Armed with a bottle of water and some chocolate, we set out, puffing up one of the steepest hills that leads away from Stow towards the ancient towns of Earlston and Galashiels. There were very few folk out that day, mostly cyclists. The air was clear and fresh and the sky mostly a dazzling blue. Hares were dashing around, little lambs were springing and calves were mooing. It felt like being in a Disney cartoon…
One of the other reasons I was keen to walk to Wooplaw was that just a little further on lies the end of one of the ancient walkways that has crossed the landscape for centuries, The Girthgate.
This ancient road once linked Edinburgh and Melrose, linking important towns and religious houses, with the hospital and church at Soutra, high up in the hills – a place now famous for having the main road’s snow gates closed frequently in winter. Soutra was founded by Malcolm IV, King of Scots, in c.1160 and was once one of the most important hospitals in Scotland. Centred around the House of the Holy Trinity, the Augustinian monks here tended to the sick and to travellers. Soutra was built almost certainly on an existing route and it is suggested that the Roman road known as Dere Street follows the same path at this point. So, the road is at least a thousand or so years old! I find this staggering and a bit of a thing of wonder!

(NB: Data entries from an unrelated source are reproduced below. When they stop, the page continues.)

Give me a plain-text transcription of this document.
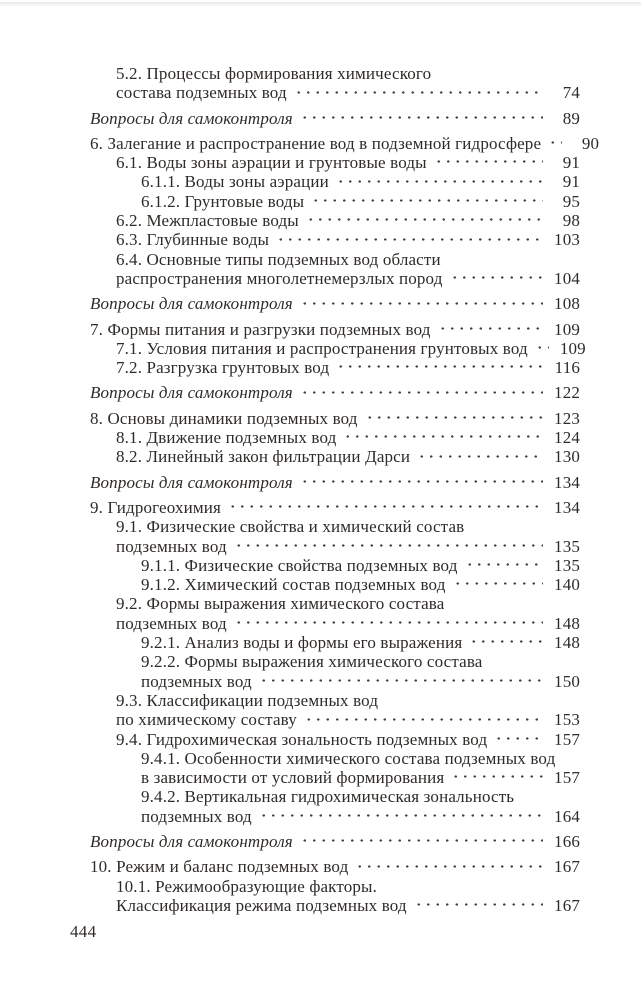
5.2. Процессы формирования химического
состава подземных вод	74
Вопросы для самоконтроля	89
6. Залегание и распространение вод в подземной гидросфере	90
6.1. Воды зоны аэрации и грунтовые воды	91
6.1.1. Воды зоны аэрации	91
6.1.2. Грунтовые воды	95
6.2. Межпластовые воды	98
6.3. Глубинные воды	103
6.4. Основные типы подземных вод области
распространения многолетнемерзлых пород	104
Вопросы для самоконтроля	108
7. Формы питания и разгрузки подземных вод	109
7.1. Условия питания и распространения грунтовых вод 109
7.2. Разгрузка грунтовых вод	116
Вопросы для самоконтроля	122
8. Основы динамики подземных вод	123
8.1. Движение подземных вод	124
8.2. Линейный закон фильтрации Дарси	130
Вопросы для самоконтроля	134
9. Гидрогеохимия	134
9.1. Физические свойства и химический состав
подземных вод	135
9.1.1. Физические свойства подземных вод	135
9.1.2. Химический состав подземных вод	140
9.2. Формы выражения химического состава
подземных вод	148
9.2.1. Анализ воды и формы его выражения	148
9.2.2. Формы выражения химического состава
подземных вод	150
9.3. Классификации подземных вод
по химическому составу	153
9.4. Гидрохимическая зональность подземных вод	157
9.4.1. Особенности химического состава подземных вод
в зависимости от условий формирования	157
9.4.2. Вертикальная гидрохимическая зональность
подземных вод	164
Вопросы для самоконтроля	166
10. Режим и баланс подземных вод	167
10.1. Режимообразующие факторы.
Классификация режима подземных вод	167
444
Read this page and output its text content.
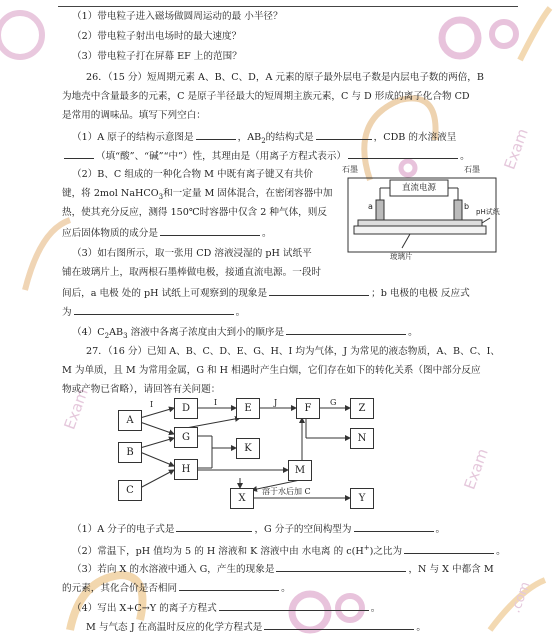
Exam
Exam
Exam
.com
（1）带电粒子进入磁场做圆周运动的最 小半径？
（2）带电粒子射出电场时的最大速度？
（3）带电粒子打在屏幕 EF 上的范围？
26．（15 分）短周期元素 A、B、C、D，A 元素的原子最外层电子数是内层电子数的两倍，B
为地壳中含量最多的元素，C 是原子半径最大的短周期主族元素，C 与 D 形成的离子化合物 CD
是常用的调味品。填写下列空白：
（1）A 原子的结构示意图是	，$AB_2$的结构式是	，CDB 的水溶液呈
（填“酸”、“碱”“中”）性，其理由是（用离子方程式表示）	。
（2）B、C 组成的一种化合物 M 中既有离子键又有共价
键，将 2mol NaHCO$_3$和一定量 M 固体混合，在密闭容器中加
热，使其充分反应，测得 150℃时容器中仅含 2 种气体，则反
应后固体物质的成分是	。
（3）如右图所示，取一张用 CD 溶液浸湿的 pH 试纸平
铺在玻璃片上，取两根石墨棒做电极，接通直流电源。一段时
间后，a 电极 处的 pH 试纸上可观察到的现象是	；b 电极的电极 反应式
为	。
$(4)C_2AB_3$ 溶液中各离子浓度由大到小的顺序是	。
直流电源
石墨	石墨
a	b
pH试纸
玻璃片
27．（16 分）已知 A、B、C、D、E、G、H、I 均为气体，J 为常见的液态物质，A、B、C、I、
M 为单质，且 M 为常用金属，G 和 H 相遇时产生白烟，它们存在如下的转化关系（图中部分反应
物或产物已省略），请回答有关问题：
A
B
C
D	E	F	Z
G
K
N
H	M
X	Y
I	I	J	G
溶于水后加 C
（1）A 分子的电子式是	，G 分子的空间构型为	。
（2）常温下，pH 值均为 5 的 H 溶液和 K 溶液中由 水电离 的 c(H+)之比为	。
（3）若向 X 的水溶液中通入 G，产生的现象是	，N 与 X 中都含 M
的元素，其化合价是否相同	。
（4）写出 X+C→Y 的离子方程式	。
M 与气态 J 在高温时反应的化学方程式是	。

It is astonishing to wonder about the people who have followed this path over the last millennium: kings; knights; bishops; soldiers. The Romans who may have built the first road here, were followed by the Picts, the Gododdin, the Scots and the Angles. Wars have been fought around it, countless lives lived – and lost – on and near it. Maybe, shades of these former souls still linger, here and there?
It is possible to walk most of the Girthgate, starting at the little village of Oxton. During the Covid-19 lockdown, though, that idea will need to be filed under ‘in the future’. That route, some eight and a half miles, ends just here, between Threepwood Farm and Wooplaw. Not far away, the line of the Girthgate might now lie under the present road which travels on to Melrose, passing by a quaintly (oddly) positioned crossroad, that should really have an old-fashioned 1930s style signpost on it. But it doesn’t. The signpost is disappointingly new. Still, I wondered whether any legends which frequently attach themselves to crossroads, were attached to this ancient one.
This junction is where the Community Woodlands at Wooplaw are spilt into two distinct parts, but an easy walk leads from one to the other. Both are well worth visiting, featuring a modern day Roundhouse, tranquil pond and picnic area.
The community woods here were created through the vision of a local, much-missed woodsman, sculptor, craftsmen, environmentalist, poet and artist Tim Stead. If there was ever a human, modern day Green Man, it was him. Tim sparked the idea of woodland owned by the people, a radical thought in the 1980s which has now been replicated many times over. Here, though, he was groundbreaking. He lived only a few miles from here, in a building which – it is hoped – can also be saved for the nation. The Steading is a breathtakingly beautiful expression of Tim’s passion and art and is of international importance. I hope the Tim Stead Trust succeeds in its ambitions.
Wooplaw also acts as a lasting legacy of Tim, in the same way his art does. Tended to by volunteers, the woods have an ethereal feeling to them. This is, perhaps, in part amplified when you come across the memorial slab and wooden statue that commemorate Tim. Read the moving ambitions that the Tim Stead Trust has to save his legacy and beauty of his creation in their plan. A more fitting memorial would be hard to imagine.